Beautifully conceived by William J. Wilgus as a daring idea after a car crash in 1902 (when the building was a depot), in 1913 it became the monumental building that we still know today.
Weegee, [Accident on upper roadway of Grand Central Station, New York], 1944 (112.1982)
The new terminal, designed to improve air quality and reduce fumes, soot, and cinder, was powered by electricity. Designed by Reed and Stern, this modern hub divides the modes of transport into four different traffic zones and levels: pedestrian, automobile, train, and subway.
The pediment and the facade are the result of the classical, imposing, and grand work of the architect Whitney Warren, from the firm Warren & Wetmore.

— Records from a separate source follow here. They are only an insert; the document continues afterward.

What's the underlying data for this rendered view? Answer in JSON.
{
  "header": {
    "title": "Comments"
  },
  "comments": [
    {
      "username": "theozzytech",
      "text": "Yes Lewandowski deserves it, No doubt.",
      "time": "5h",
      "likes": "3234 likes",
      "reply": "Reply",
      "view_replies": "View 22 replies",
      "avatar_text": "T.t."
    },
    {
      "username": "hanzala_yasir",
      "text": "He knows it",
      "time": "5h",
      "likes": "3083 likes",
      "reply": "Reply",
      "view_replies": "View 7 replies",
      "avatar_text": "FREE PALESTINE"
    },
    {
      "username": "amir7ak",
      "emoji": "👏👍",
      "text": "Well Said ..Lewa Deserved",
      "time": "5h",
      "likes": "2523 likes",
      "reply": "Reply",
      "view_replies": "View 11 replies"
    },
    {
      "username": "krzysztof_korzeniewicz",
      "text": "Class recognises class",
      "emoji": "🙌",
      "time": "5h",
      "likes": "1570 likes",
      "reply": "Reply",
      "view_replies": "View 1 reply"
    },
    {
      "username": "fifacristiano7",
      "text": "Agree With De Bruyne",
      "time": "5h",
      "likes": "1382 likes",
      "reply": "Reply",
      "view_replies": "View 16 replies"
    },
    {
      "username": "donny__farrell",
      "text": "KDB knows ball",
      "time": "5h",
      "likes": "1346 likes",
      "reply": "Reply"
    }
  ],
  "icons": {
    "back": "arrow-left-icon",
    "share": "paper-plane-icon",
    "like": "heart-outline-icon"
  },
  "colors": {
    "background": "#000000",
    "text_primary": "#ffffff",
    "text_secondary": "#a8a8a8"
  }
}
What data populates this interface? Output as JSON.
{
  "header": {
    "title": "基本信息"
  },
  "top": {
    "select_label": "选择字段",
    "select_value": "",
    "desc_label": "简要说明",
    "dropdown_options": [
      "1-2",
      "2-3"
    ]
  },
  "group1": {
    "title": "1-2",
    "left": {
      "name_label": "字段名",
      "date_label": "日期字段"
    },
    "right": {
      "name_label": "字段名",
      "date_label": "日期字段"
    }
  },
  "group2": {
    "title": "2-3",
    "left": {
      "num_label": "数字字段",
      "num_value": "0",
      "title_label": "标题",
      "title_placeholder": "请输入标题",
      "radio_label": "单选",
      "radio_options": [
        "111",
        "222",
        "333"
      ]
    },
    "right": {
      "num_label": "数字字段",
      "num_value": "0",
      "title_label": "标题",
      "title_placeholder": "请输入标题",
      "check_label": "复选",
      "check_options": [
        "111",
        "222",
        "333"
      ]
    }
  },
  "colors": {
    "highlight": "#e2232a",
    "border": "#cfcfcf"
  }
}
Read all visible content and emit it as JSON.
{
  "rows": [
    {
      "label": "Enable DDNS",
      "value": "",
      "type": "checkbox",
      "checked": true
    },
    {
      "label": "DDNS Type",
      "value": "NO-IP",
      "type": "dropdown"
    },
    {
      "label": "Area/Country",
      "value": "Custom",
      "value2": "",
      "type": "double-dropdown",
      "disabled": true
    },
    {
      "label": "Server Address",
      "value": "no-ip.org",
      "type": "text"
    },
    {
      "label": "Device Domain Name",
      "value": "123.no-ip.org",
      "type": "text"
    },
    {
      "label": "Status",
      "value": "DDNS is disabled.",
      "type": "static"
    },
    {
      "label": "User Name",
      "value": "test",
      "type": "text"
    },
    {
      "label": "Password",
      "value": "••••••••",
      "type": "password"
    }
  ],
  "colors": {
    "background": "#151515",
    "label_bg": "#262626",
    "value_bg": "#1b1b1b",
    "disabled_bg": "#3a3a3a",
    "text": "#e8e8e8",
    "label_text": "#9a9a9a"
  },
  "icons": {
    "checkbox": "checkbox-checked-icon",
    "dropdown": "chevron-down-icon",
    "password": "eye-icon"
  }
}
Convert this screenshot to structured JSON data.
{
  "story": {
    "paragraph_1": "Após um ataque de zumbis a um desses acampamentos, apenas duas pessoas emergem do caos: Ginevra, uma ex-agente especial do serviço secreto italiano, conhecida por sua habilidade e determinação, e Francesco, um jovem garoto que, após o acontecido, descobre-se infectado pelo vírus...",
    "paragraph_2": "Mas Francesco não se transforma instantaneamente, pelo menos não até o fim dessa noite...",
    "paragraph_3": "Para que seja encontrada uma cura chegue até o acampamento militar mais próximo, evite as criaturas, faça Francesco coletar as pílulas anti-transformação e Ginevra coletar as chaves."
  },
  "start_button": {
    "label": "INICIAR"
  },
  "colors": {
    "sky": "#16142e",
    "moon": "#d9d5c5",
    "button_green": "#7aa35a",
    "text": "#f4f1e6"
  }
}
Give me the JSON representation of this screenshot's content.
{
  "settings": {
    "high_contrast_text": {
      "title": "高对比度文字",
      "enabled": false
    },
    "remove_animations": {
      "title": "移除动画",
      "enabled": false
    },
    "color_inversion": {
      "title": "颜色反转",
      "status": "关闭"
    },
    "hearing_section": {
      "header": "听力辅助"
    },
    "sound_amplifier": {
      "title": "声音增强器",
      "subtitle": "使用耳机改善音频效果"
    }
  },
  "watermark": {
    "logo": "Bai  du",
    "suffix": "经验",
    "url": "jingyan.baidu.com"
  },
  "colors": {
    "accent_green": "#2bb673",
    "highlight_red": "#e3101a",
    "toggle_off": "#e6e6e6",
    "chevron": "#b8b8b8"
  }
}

It is a building that, like an ancient ruin, contains a lot of history and memories. Nowadays more than a hundred photos are online on the website of The Museum of the City of New York. The Library of Congress has more than one hundred pictures and drawings of Grand Central online. Tons of ink has already been spilled on this traffic “shell.” If you have enough time to discover it, you’ll be surprised by its history, such as Stanley Kubrick photographing Bob Elson interviewing tycoons for the radio show On the Century. The 20th Century Limited was a deluxe passenger train that streamed nightly from New York to Chicago. The Biltmore Room was the arrival point for passengers of luxury trains and was known also as the Kissing Room.
Grand Central Station hides secrets, surprises, and historical delights. Its walls disclose secrets to lovers. The “whispering gallery,” located on the Grand Central Terminal dining concourse near the famous Oyster Bar & Restaurant, has the same beauty as the interior of an oyster shell: it reflects waves of sound like a precious pearl spreading inside its shell. This audio transmission is only one among many marvels of this system, patented by the Spanish architect and builder Rafael Guastavino. The New York Transit Museum Gallery is another beauty spot in the close Shuttle Passage. It is a New York Transit Museum’s annex located just off the Main Concourse and its magnificent decorated astronomical ceiling.
Mary Cathryn Roth, Alone, from the Grand Central series, March 1999 (134.2003)
I don’t know how many books and movies tell us about the authority and the prestige of this station and its trains. I remember a character in Jonathan Franzen’s book The Corrections: Alfred, the father. His voice was for me a celebration of an age when trains were essential and heroic.